Turner on fan tattoos:

“I’ve gone through a number of different emotions with that. When it first came along, I was a bit weirded out. Then I thought about it and the thing is, you know, I’ve got plenty of band tattoos and lyric tattoos myself, and I understand that motivation, but I guess I just don’t automatically group myself in my head with the kind of bands that I think of in that way. I have a Black Flag tattoo, I don’t think of myself in the same category as Black Flag.There is this fan page on Facebook with 700 pictures of all these tattoos. That was kind of like, ‘Wow, OK, a little weird.’ I’m not making anyone get tattoos, and I’m not going to take responsibility for others people’s decisions, so it’s cool. It’s a cool tribute and a nice thing. And I like how there’s this sense of community around what I do, and that people are kind of part of something a little bigger than the music.”

On weirdest fan ink:

“The portrait tattoos make me feel a little strange.

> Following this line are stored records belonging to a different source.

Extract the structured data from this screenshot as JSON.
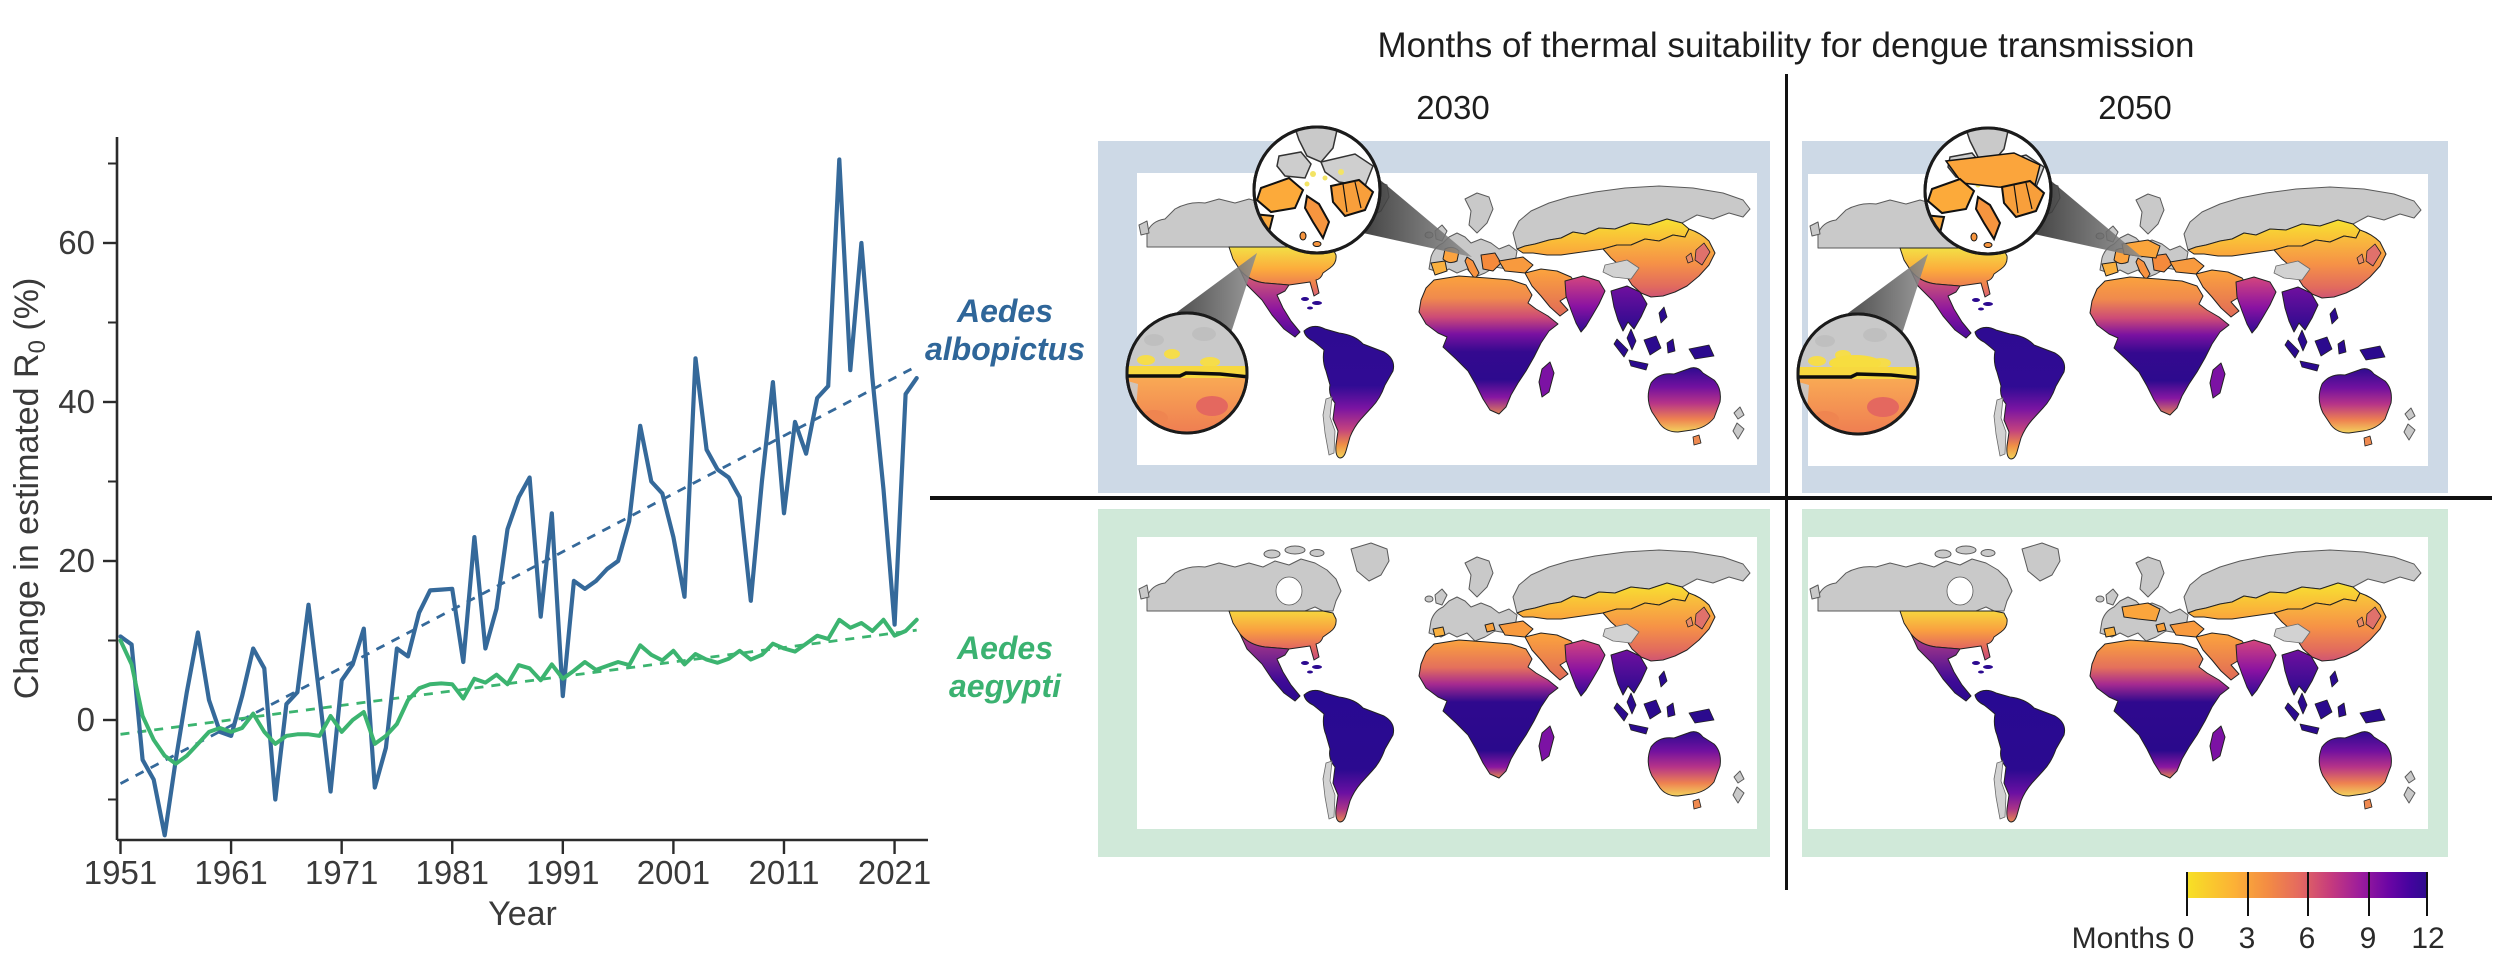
{
  "line_chart": {
    "ylabel_main": "Change in estimated R",
    "ylabel_sub": "0",
    "ylabel_unit": " (%)",
    "xlabel": "Year",
    "x_ticks": [
      1951,
      1961,
      1971,
      1981,
      1991,
      2001,
      2011,
      2021
    ],
    "y_ticks": [
      0,
      20,
      40,
      60
    ],
    "y_minor_ticks": [
      -10,
      10,
      30,
      50,
      70
    ],
    "axis_color": "#2b2b2b",
    "text_color": "#3a3a3a"
  },
  "chart_data": {
    "type": "line",
    "title": "",
    "xlabel": "Year",
    "ylabel": "Change in estimated R0 (%)",
    "xlim": [
      1951,
      2024
    ],
    "ylim": [
      -16,
      73
    ],
    "grid": false,
    "x": [
      1951,
      1952,
      1953,
      1954,
      1955,
      1956,
      1957,
      1958,
      1959,
      1960,
      1961,
      1962,
      1963,
      1964,
      1965,
      1966,
      1967,
      1968,
      1969,
      1970,
      1971,
      1972,
      1973,
      1974,
      1975,
      1976,
      1977,
      1978,
      1979,
      1980,
      1981,
      1982,
      1983,
      1984,
      1985,
      1986,
      1987,
      1988,
      1989,
      1990,
      1991,
      1992,
      1993,
      1994,
      1995,
      1996,
      1997,
      1998,
      1999,
      2000,
      2001,
      2002,
      2003,
      2004,
      2005,
      2006,
      2007,
      2008,
      2009,
      2010,
      2011,
      2012,
      2013,
      2014,
      2015,
      2016,
      2017,
      2018,
      2019,
      2020,
      2021,
      2022,
      2023
    ],
    "series": [
      {
        "name": "Aedes albopictus",
        "color": "#35699a",
        "values": [
          10.5,
          9.5,
          -5,
          -7.5,
          -14.5,
          -5,
          3.5,
          11,
          2.5,
          -1.5,
          -2,
          3,
          9,
          6.5,
          -10,
          2,
          3.5,
          14.5,
          3,
          -9,
          5,
          7,
          11.5,
          -8.5,
          -3.5,
          9,
          8,
          13.5,
          16.3,
          16.4,
          16.5,
          7.3,
          23,
          9,
          14,
          24,
          28,
          30.5,
          13,
          26,
          3,
          17.5,
          16.5,
          17.5,
          19,
          20,
          25,
          37,
          30,
          28.5,
          23,
          15.5,
          45.5,
          34,
          31.5,
          30.5,
          28,
          15,
          30,
          42.5,
          26,
          37.5,
          33.5,
          40.5,
          42,
          70.5,
          44,
          60,
          43,
          29,
          12,
          41,
          43
        ],
        "trend_endpoints": [
          -8,
          44.5
        ]
      },
      {
        "name": "Aedes aegypti",
        "color": "#3cb470",
        "values": [
          10,
          7,
          0.5,
          -2.5,
          -4.5,
          -5.5,
          -4.5,
          -3,
          -1.5,
          -1,
          -1.5,
          -1,
          0.8,
          -1.5,
          -3,
          -2,
          -1.8,
          -1.8,
          -2,
          0.5,
          -1.5,
          0,
          1,
          -3,
          -2,
          -0.5,
          2.5,
          4,
          4.5,
          4.6,
          4.5,
          2.7,
          5.2,
          4.7,
          5.7,
          4.5,
          6.9,
          6.5,
          5,
          7,
          5.2,
          6.2,
          7.3,
          6.3,
          6.8,
          7.3,
          6.9,
          9.4,
          8.2,
          7.5,
          8.7,
          7,
          8.3,
          7.6,
          7.2,
          7.7,
          8.7,
          7.6,
          8.2,
          9.6,
          9,
          8.6,
          9.6,
          10.6,
          10.2,
          12.6,
          11.6,
          12.2,
          11.2,
          12.6,
          10.6,
          11.2,
          12.6
        ],
        "trend_endpoints": [
          -1.8,
          11.3
        ]
      }
    ],
    "legend_position": "left-row-labels"
  },
  "maps": {
    "title": "Months of thermal suitability for dengue transmission",
    "columns": [
      "2030",
      "2050"
    ],
    "rows": [
      {
        "species_line1": "Aedes",
        "species_line2": "albopictus",
        "color": "#2f6699",
        "panel_color": "#cdd9e6"
      },
      {
        "species_line1": "Aedes",
        "species_line2": "aegypti",
        "color": "#3bb271",
        "panel_color": "#d0e9d9"
      }
    ],
    "colorbar": {
      "label": "Months",
      "ticks": [
        0,
        3,
        6,
        9,
        12
      ],
      "palette": [
        "#f7e225",
        "#fcb136",
        "#f38b44",
        "#e46960",
        "#c53a7e",
        "#9c1c9c",
        "#6a05a5",
        "#43049e",
        "#2d0d8e"
      ]
    },
    "nonsuitable_land_color": "#c9c9c9",
    "ocean_color": "#ffffff"
  }
}
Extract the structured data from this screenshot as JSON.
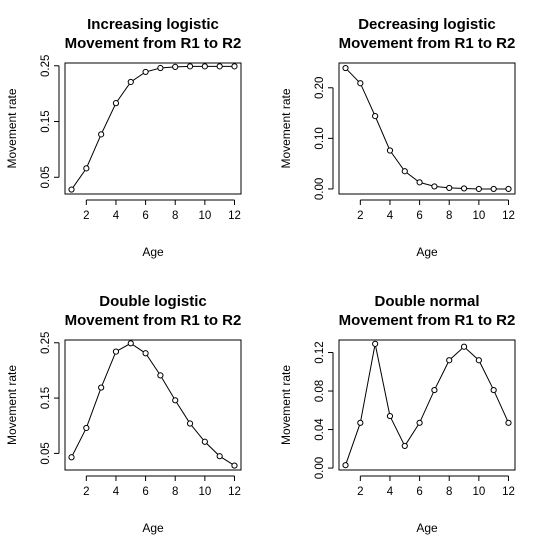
{
  "chart_data": [
    {
      "type": "line",
      "title": [
        "Increasing logistic",
        "Movement from R1 to R2"
      ],
      "xlabel": "Age",
      "ylabel": "Movement rate",
      "x": [
        1,
        2,
        3,
        4,
        5,
        6,
        7,
        8,
        9,
        10,
        11,
        12
      ],
      "xlim": [
        0.56,
        12.44
      ],
      "xticks": [
        2,
        4,
        6,
        8,
        10,
        12
      ],
      "yticks": [
        0.05,
        0.15,
        0.25
      ],
      "ylim": [
        0.02,
        0.255
      ],
      "series": [
        {
          "values": [
            0.028,
            0.066,
            0.127,
            0.183,
            0.221,
            0.239,
            0.246,
            0.248,
            0.249,
            0.249,
            0.249,
            0.249
          ]
        }
      ]
    },
    {
      "type": "line",
      "title": [
        "Decreasing logistic",
        "Movement from R1 to R2"
      ],
      "xlabel": "Age",
      "ylabel": "Movement rate",
      "x": [
        1,
        2,
        3,
        4,
        5,
        6,
        7,
        8,
        9,
        10,
        11,
        12
      ],
      "xlim": [
        0.56,
        12.44
      ],
      "xticks": [
        2,
        4,
        6,
        8,
        10,
        12
      ],
      "yticks": [
        0.0,
        0.1,
        0.2
      ],
      "ylim": [
        -0.01,
        0.249
      ],
      "series": [
        {
          "values": [
            0.239,
            0.209,
            0.144,
            0.076,
            0.035,
            0.013,
            0.005,
            0.002,
            0.001,
            0.0,
            0.0,
            0.0
          ]
        }
      ]
    },
    {
      "type": "line",
      "title": [
        "Double logistic",
        "Movement from R1 to R2"
      ],
      "xlabel": "Age",
      "ylabel": "Movement rate",
      "x": [
        1,
        2,
        3,
        4,
        5,
        6,
        7,
        8,
        9,
        10,
        11,
        12
      ],
      "xlim": [
        0.56,
        12.44
      ],
      "xticks": [
        2,
        4,
        6,
        8,
        10,
        12
      ],
      "yticks": [
        0.05,
        0.15,
        0.25
      ],
      "ylim": [
        0.02,
        0.255
      ],
      "series": [
        {
          "values": [
            0.043,
            0.096,
            0.169,
            0.234,
            0.249,
            0.231,
            0.191,
            0.146,
            0.104,
            0.071,
            0.045,
            0.028
          ]
        }
      ]
    },
    {
      "type": "line",
      "title": [
        "Double normal",
        "Movement from R1 to R2"
      ],
      "xlabel": "Age",
      "ylabel": "Movement rate",
      "x": [
        1,
        2,
        3,
        4,
        5,
        6,
        7,
        8,
        9,
        10,
        11,
        12
      ],
      "xlim": [
        0.56,
        12.44
      ],
      "xticks": [
        2,
        4,
        6,
        8,
        10,
        12
      ],
      "yticks": [
        0.0,
        0.04,
        0.08,
        0.12
      ],
      "ylim": [
        -0.002,
        0.133
      ],
      "series": [
        {
          "values": [
            0.003,
            0.047,
            0.129,
            0.054,
            0.023,
            0.047,
            0.081,
            0.112,
            0.126,
            0.112,
            0.081,
            0.047
          ]
        }
      ]
    }
  ]
}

I am not entirely sure how to respond when someone sort of cheerfully comes up to you and shows you picture of my face on their leg. What do I say, ‘Thanks, I mean, cool?’”

On Gene Simmons and groupies:

For me, the point of that song [“Wherefore Art Thou Gene Simmons?”] is that I have [indulged in groupies on the road], but I hope I can recognize it in myself. Basically the song is not about Gene Simmons, he was just the guy that got the target. There have definitely been days that I have taken advantage of stuff that was available. I hate putting it that way because it’s deeply personal and dismissive to human beings, but in a way, that’s what it is. That’s what the process is like. It’s definitely something that I have experienced. It’s not something I indulge in these days. I’ll pass.”